There were people of all ages and from all walks of life amongst the graduates. The OU has at last shrugged off its ’70s image of beardy professors droning on in the middle of the night. It is a modern, vibrant university and truly is an open organisation. Long may it continue.
The cathedral grounds were littered with groups of families and friends taking photos of their own star of the day, decked out in academic gowns. But in one corner of the gardens there was a clutch of, what, tramps? Down-and-outs? I don’t know what you’d call them. But they were grubby and shabby and sharing a huge bottle of cider. I couldn’t help wondering what had led them there, such a contrast to the celebrations going on around them. Nature or nurture? Lack of opportunity or simply poor life choices? Who knows. And I wonder what they thought of us?

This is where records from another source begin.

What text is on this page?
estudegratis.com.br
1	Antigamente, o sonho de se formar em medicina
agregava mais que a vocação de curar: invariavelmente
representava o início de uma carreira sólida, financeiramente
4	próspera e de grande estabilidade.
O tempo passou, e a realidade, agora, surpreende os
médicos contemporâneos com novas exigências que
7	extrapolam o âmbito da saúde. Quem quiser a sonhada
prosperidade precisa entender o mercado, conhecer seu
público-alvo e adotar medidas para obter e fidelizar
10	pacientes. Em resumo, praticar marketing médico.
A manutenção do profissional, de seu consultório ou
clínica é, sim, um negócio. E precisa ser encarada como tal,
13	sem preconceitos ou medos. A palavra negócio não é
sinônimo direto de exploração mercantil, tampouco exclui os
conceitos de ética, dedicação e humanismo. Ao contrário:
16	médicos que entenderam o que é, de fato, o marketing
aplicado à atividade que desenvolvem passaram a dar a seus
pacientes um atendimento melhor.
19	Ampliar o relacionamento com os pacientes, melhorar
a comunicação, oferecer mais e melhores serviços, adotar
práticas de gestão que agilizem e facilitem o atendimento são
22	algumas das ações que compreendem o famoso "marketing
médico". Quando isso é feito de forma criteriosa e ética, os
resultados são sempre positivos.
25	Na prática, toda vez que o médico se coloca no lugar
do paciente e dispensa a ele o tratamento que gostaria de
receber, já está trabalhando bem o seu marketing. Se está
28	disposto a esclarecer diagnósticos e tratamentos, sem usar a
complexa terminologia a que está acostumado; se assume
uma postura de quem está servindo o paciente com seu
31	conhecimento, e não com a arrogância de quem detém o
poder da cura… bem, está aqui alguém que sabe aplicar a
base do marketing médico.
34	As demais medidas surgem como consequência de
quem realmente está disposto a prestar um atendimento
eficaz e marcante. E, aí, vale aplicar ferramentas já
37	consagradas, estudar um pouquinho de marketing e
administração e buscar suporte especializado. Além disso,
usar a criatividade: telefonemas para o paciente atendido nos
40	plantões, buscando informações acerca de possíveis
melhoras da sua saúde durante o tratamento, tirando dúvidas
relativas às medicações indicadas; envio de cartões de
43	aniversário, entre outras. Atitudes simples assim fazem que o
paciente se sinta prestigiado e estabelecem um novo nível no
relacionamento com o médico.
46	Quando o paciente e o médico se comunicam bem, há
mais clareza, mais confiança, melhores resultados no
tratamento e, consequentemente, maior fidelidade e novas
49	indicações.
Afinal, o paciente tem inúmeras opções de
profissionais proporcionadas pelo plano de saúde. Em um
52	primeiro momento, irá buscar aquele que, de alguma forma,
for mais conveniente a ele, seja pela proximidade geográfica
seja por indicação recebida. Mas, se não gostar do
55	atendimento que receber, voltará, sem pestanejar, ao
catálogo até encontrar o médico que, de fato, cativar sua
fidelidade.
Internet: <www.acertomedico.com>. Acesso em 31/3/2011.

Anyway, what next for my husband? He has spent the last few years with his nose on the ground and a glass to his eye looking at fossils, except when he has been flat on his back in a field looking at the stars. He knows more about cloud formations that anyone needs to and can tell you what rocks lie under the ground you’re walking on.
So he knows why areas where there is millstone grit tend to produce great ale. You see, it’s not just that he likes a pint, it’s also an intellectual pursuit. At least, that's what he tells me.